As usual, I have a couple of different fermentations going on in the kitchen. At this point in time, after years of tinkering and experimenting, home-fermented foods are simply an everyday part of our diet - which is as it should be. Fermented foods have been an integral part of the diets of people in all parts of the world for centuries, if not millennia.
Fermentation is the answer to many problems - how to preserve fresh vegetables through the winter; how to turn easily spoiled milk into delicious, storable cheese and yogurt; how to increase the digestibility and the vitamin content of tough root vegetables; how to get drunk and party through a long, drab, grey season.
Fermenting is a traditional and easy way of preserving fresh vegetables through the cold season in four-season climates, like northern and Eastern Europe where most of my ancestors came from. It is the only method of preservation that actually increases the nutrient content of the food being preserved. Bacterial action produces high levels of B vitamins, including the hard-to-find B12.
My Kefir. A few years ago I bartered for some kefir grains and was sadly disappointed to learn that I couldn't put them in fresh, raw goat's milk. When I tried that, they died overnight. Turns out - as I could have learned from a very short investigation online - if you want to propagate a particular SCOBY (Symbiotic Community Of Bacteria and Yeast), you need to cultivate it in a relatively sterile medium. Raw milk is chock full of it's own community of bacteria and yeasts, and they are stronger and more vigorous than whatever you are trying to grow. I was basically starting WW3 every time I put a few kefir grains into raw milk. And my soft, domesticated culture lost every time. The kefir grains I bought turned into sludge and disappeared.
The last time we went to Oaxaca, two and a half years ago, I got new kefir grains from my mother-in-law. She calls them "bulgaros" and she calls the product they create "yogurt." In fact (or at least in English) yogurt is something different - simply milk cultured with certain bacterial strains, and it can be propagated indefinitely just by adding old yogurt to new, scalded milk. Kefir is a different animal - a SCOBY. You can make new yogurt from old yogurt, but you can't make new kefir from old kefir. You need the SCOBY - the grains.

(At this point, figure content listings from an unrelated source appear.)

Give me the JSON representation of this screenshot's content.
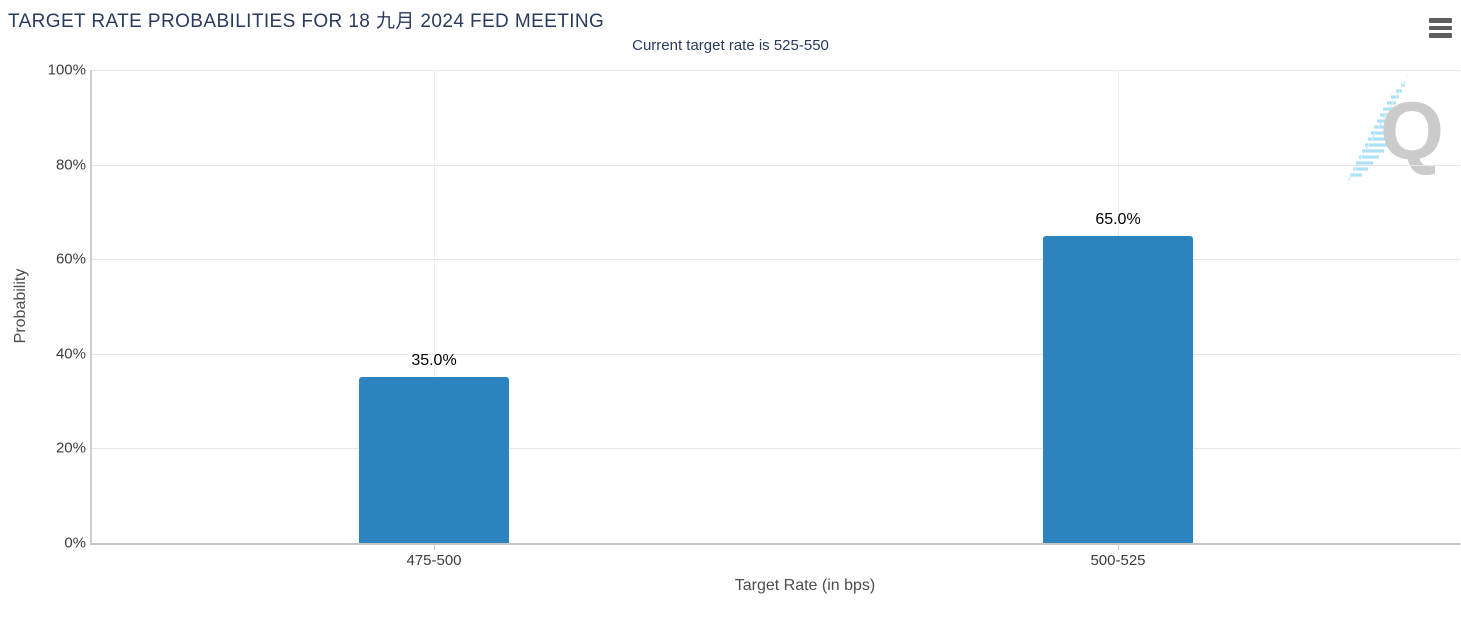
{
  "chart_data": {
    "type": "bar",
    "title": "TARGET RATE PROBABILITIES FOR 18 九月 2024 FED MEETING",
    "subtitle": "Current target rate is 525-550",
    "categories": [
      "475-500",
      "500-525"
    ],
    "values": [
      35.0,
      65.0
    ],
    "value_labels": [
      "35.0%",
      "65.0%"
    ],
    "xlabel": "Target Rate (in bps)",
    "ylabel": "Probability",
    "ylim": [
      0,
      100
    ],
    "yticks": [
      0,
      20,
      40,
      60,
      80,
      100
    ],
    "ytick_labels": [
      "0%",
      "20%",
      "40%",
      "60%",
      "80%",
      "100%"
    ],
    "grid": "on",
    "legend": "none",
    "bar_color": "#2d83bd"
  },
  "menu": {
    "icon": "hamburger-icon"
  },
  "watermark": {
    "letter": "Q",
    "q_color": "#c9c9c9",
    "hatch_color": "#a9e0f6"
  },
  "colors": {
    "title": "#2a3a5e",
    "subtitle": "#2a3a5e",
    "bar": "#2d83bd",
    "gridline": "#e6e6e6",
    "axis_line": "#c5c5c5",
    "tick_label": "#3d3d3d",
    "axis_title": "#4d4d4d",
    "value_label": "#000000",
    "menu_icon": "#5d5d5d"
  }
}
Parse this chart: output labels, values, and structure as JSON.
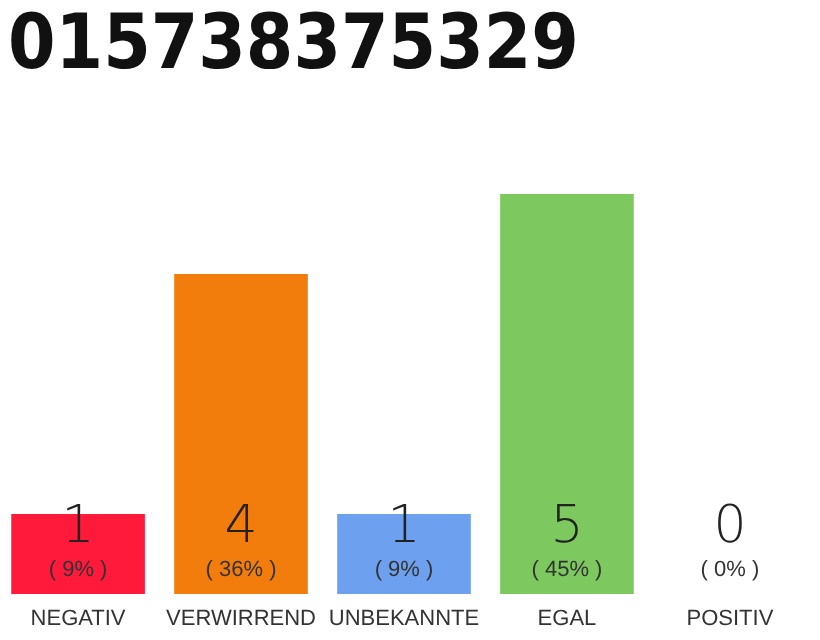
{
  "chart_data": {
    "type": "bar",
    "title": "015738375329",
    "categories": [
      "NEGATIV",
      "VERWIRREND",
      "UNBEKANNTE",
      "EGAL",
      "POSITIV"
    ],
    "values": [
      1,
      4,
      1,
      5,
      0
    ],
    "colors": [
      "#ff1a3c",
      "#f27d0c",
      "#6ea0f0",
      "#7ec95f",
      "#c8c8c8"
    ],
    "data_labels": true,
    "annotations": [
      "( 9% )",
      "( 36% )",
      "( 9% )",
      "( 45% )",
      "( 0% )"
    ]
  }
}
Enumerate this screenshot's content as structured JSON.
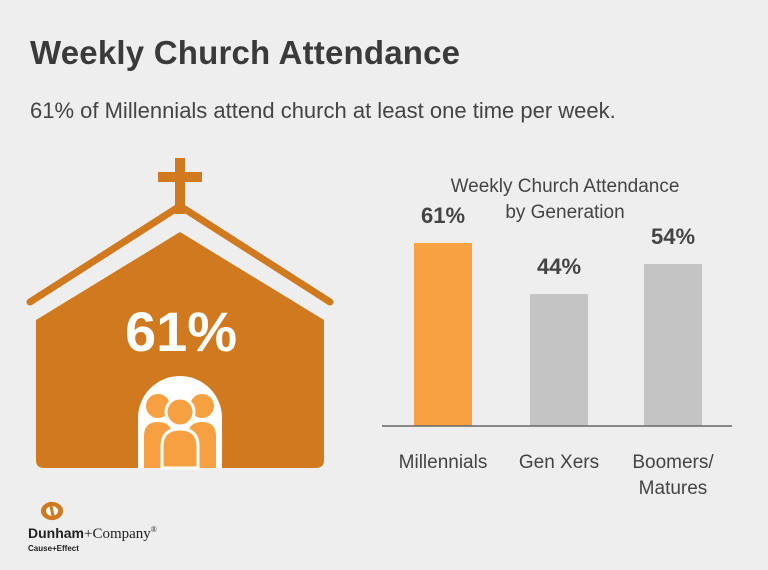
{
  "header": {
    "title": "Weekly Church Attendance",
    "subtitle": "61% of Millennials attend church at least one time per week."
  },
  "church_graphic": {
    "value_label": "61%",
    "icon": "church-icon",
    "color": "#d1791e"
  },
  "chart_data": {
    "type": "bar",
    "title_lines": [
      "Weekly Church Attendance",
      "by Generation"
    ],
    "categories": [
      "Millennials",
      "Gen Xers",
      "Boomers/\nMatures"
    ],
    "category_lines": [
      [
        "Millennials"
      ],
      [
        "Gen Xers"
      ],
      [
        "Boomers/",
        "Matures"
      ]
    ],
    "values": [
      61,
      44,
      54
    ],
    "value_labels": [
      "61%",
      "44%",
      "54%"
    ],
    "colors": [
      "#f7a042",
      "#c4c4c4",
      "#c4c4c4"
    ],
    "ylim": [
      0,
      100
    ],
    "grid": false,
    "legend": "none"
  },
  "footer": {
    "logo_name_bold": "Dunham",
    "logo_name_rest": "+Company",
    "logo_registered": "®",
    "logo_tagline": "Cause+Effect",
    "logo_icon": "dunham-logo-icon",
    "logo_color": "#d1791e"
  }
}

These look like little niblets of cauliflower. Keeping them alive and growing is fairly simple. Put a tablespoon of kefir grains into a pint of pasteurized milk. Let sit for 24-48 hours. Strain. The thickened, digested milk that you strain off is kefir. Wash the grains in water several times, swishing and draining. Then place in new milk. Some books will tell you to wash the grains in milk, and not water. Don't believe them. When I did that, the grains melted over time into sludge. As soon as I started washing them in water every two days, they grew amazingly. Which is what my mother-in-law had been trying to tell me, but for reasons of cultural imperialism and white privilege I had been ignoring her wisdom in favor of some white dude who got published. If you are lucky enough to have access to an intact system of food production, utilize it! Go figure.
Sauerkraut. I probably wouldn't make sauerkraut very often except that my daughter Hope loves it. I like sauerkraut just fine, but its not what I would call a staple food. It is, however, one of the easiest and cheapest ferments One head of green cabbage, and one or two tablespoons of salt, depending on the weight of the cabbage. Shred cabbage finely , massage with salt, pack into a glass jar and pound down tightly with a wooden pestle. Let sit on the counter at least one week, then test for sourness. If you like the taste, rinse quickly under running water, squeeze, and pack into smaller ja and put int he fridge.
Making bread. I lost my sourdough starter several months ago. This is a quick focaccia bread, made with store-bought yeast. Still yummy, however. I love baking, it makes me happy and nothing makes the house smell so good.